The main responsibility of fish and game wardens is to enforce boating, fishing, and hunting laws as well as wildlife and fish codes. These individuals have many duties within law enforcement, including ensuring that trappers, fishermen, and hunters meet licensing requirements and seizing watercraft, vehicles, firearms, and fishing equipment used in the commission of game and fish crimes. Other duties include presenting educational programs to the public, conducting search-and-rescue operations, tracking and investigating poachers, managing wildlife populations, and investigating wildlife crimes.


In order to become a fish and game warden, educational qualifications vary by state. Most states require that these professionals have a minimum of an associate’s degree, while many require a bachelor’s degree to enter the field. In some states, earning an associate’s degree with law enforcement or wildlife experience may waive the four-year bachelor’s degree requirement.


Most candidates for game and warden positions must be 21 years of age. Some states allow game wardens to be 18 years old. Candidates must not have any felonies, be a U.S. citizen, be in good physical condition, and possess a valid driver’s license.

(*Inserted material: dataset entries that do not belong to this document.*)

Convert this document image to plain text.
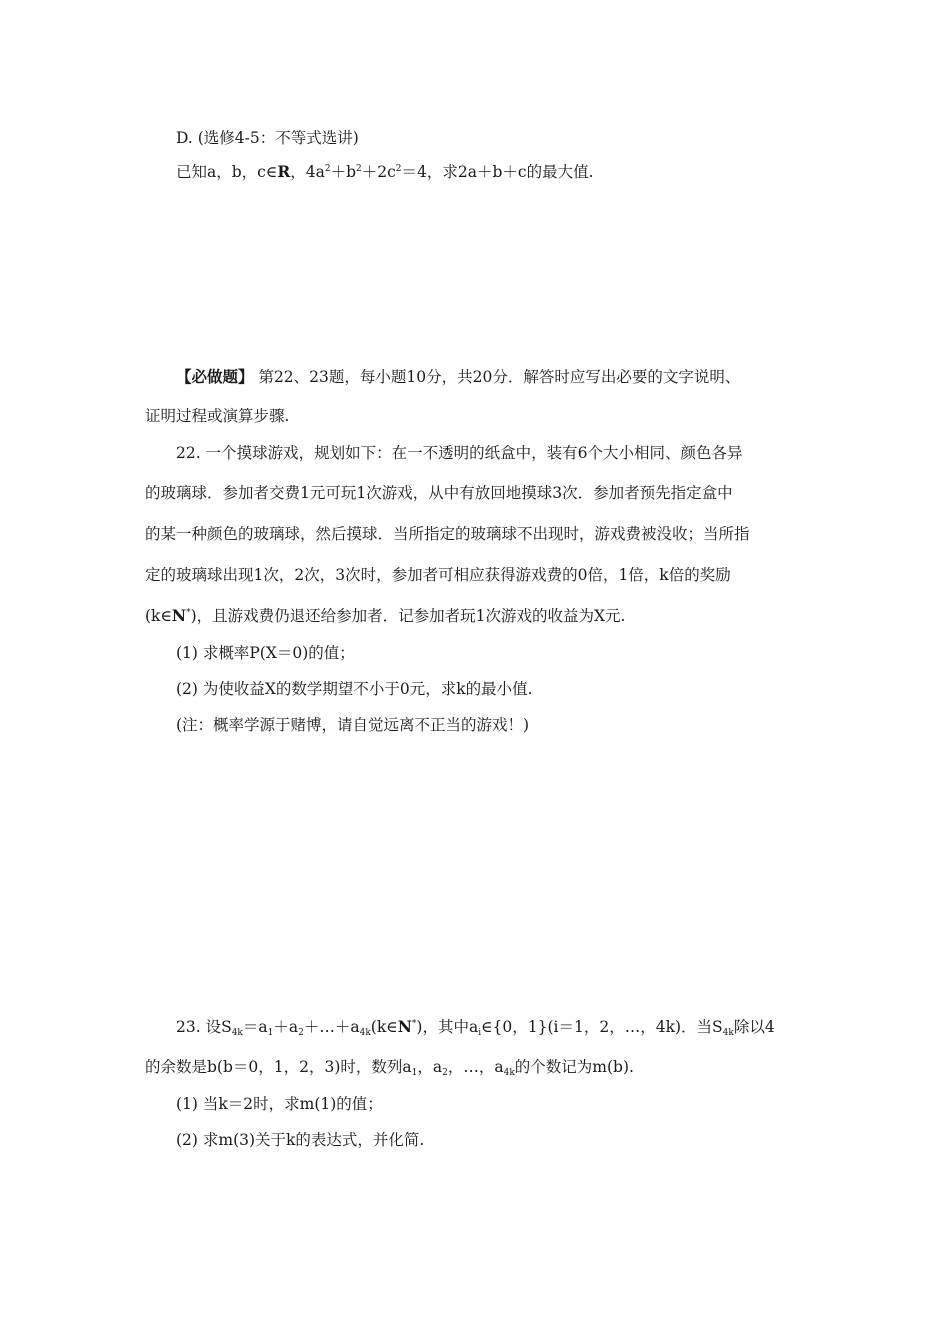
D. (选修4-5：不等式选讲)
已知a，b，c∈R，$4a^2+b^2+2c^2=4$，求2a＋b＋c的最大值.
【必做题】 第22、23题，每小题10分，共20分．解答时应写出必要的文字说明、
证明过程或演算步骤.
22. 一个摸球游戏，规划如下：在一不透明的纸盒中，装有6个大小相同、颜色各异
的玻璃球．参加者交费1元可玩1次游戏，从中有放回地摸球3次．参加者预先指定盒中
的某一种颜色的玻璃球，然后摸球．当所指定的玻璃球不出现时，游戏费被没收；当所指
定的玻璃球出现1次，2次，3次时，参加者可相应获得游戏费的0倍，1倍，k倍的奖励
(k∈N*)，且游戏费仍退还给参加者．记参加者玩1次游戏的收益为X元.
(1) 求概率P(X＝0)的值；
(2) 为使收益X的数学期望不小于0元，求k的最小值.
(注：概率学源于赌博，请自觉远离不正当的游戏！)
23. 设$S_{4k}=a_1+a_2+\dots+a_{4k}(k\in N^*)$，其中$a_i\in\{0$，1}(i＝1，2，…，4k)．当$S_{4k}$除以4
的余数是b(b＝0，1，2，3)时，数列$a_1$，$a_2$，…，$a_{4k}$的个数记为m(b).
(1) 当k＝2时，求m(1)的值；
(2) 求m(3)关于k的表达式，并化简.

Applicants may need to pass hearing and/or vision tests, physical fitness tests, and a state peace officer licensing exam.

Training Academy

Some aspiring fish and game wardens are required to attend a training academy for anywhere from three to 12 months. The academy may include courses in administrative policies and procedures, law enforcement curriculum and tactics, homeland security, and civil defense training. Other topics to be covered may include driver training, use of firearms, defensive tactics, boat operations, water rescue, first aid, physical training, and wildlife, fish, and natural resource management.

Work Environment

Fish and game wardens work almost exclusively outdoors in natural settings such as mountain areas, deserts, streams, lakes, and state and national parks. They may also work in hazardous and inclement weather conditions, particularly during natural disasters. At times, these professionals must work in extremely stressful situations that could compromise their safety and health. In addition, they may work with people who are emotionally upset, violent, injured, or otherwise pose a danger. Fish and game wardens may also work in hazardous territories such as bog areas, steep swamps or coastlines, and heavily wooded areas.


According to the Bureau of Labor Statistics, the mean annual wage for fish and game wardens was $57,760, or $26.33 per hour, in 2016. The top 10 percent of fish and game wardens earned $77,440 per year, or $37.23 per hour, while the bottom 10 percent earned $34,360 per year, or $16.52 per hour, in 2016. The top-paying states for this occupation include Illinois ($88,370), Iowa ($81,950), New Jersey ($81,780), Maryland ($77,080), and California ($74,560). The Bureau also indicates that the states with the highest concentration of fish and game wardens are South Dakota, Montana, West Virginia, North Dakota, and Maine.

Related Resource: What is a Probation Officer?

Fish and game wardens play a critical role in ensuring the environment and its wildlife remain safe and protected. If you are looking to become a fish and game warden or are considering this career, keep in mind the educational and training requirements as well as the environment in which you will work.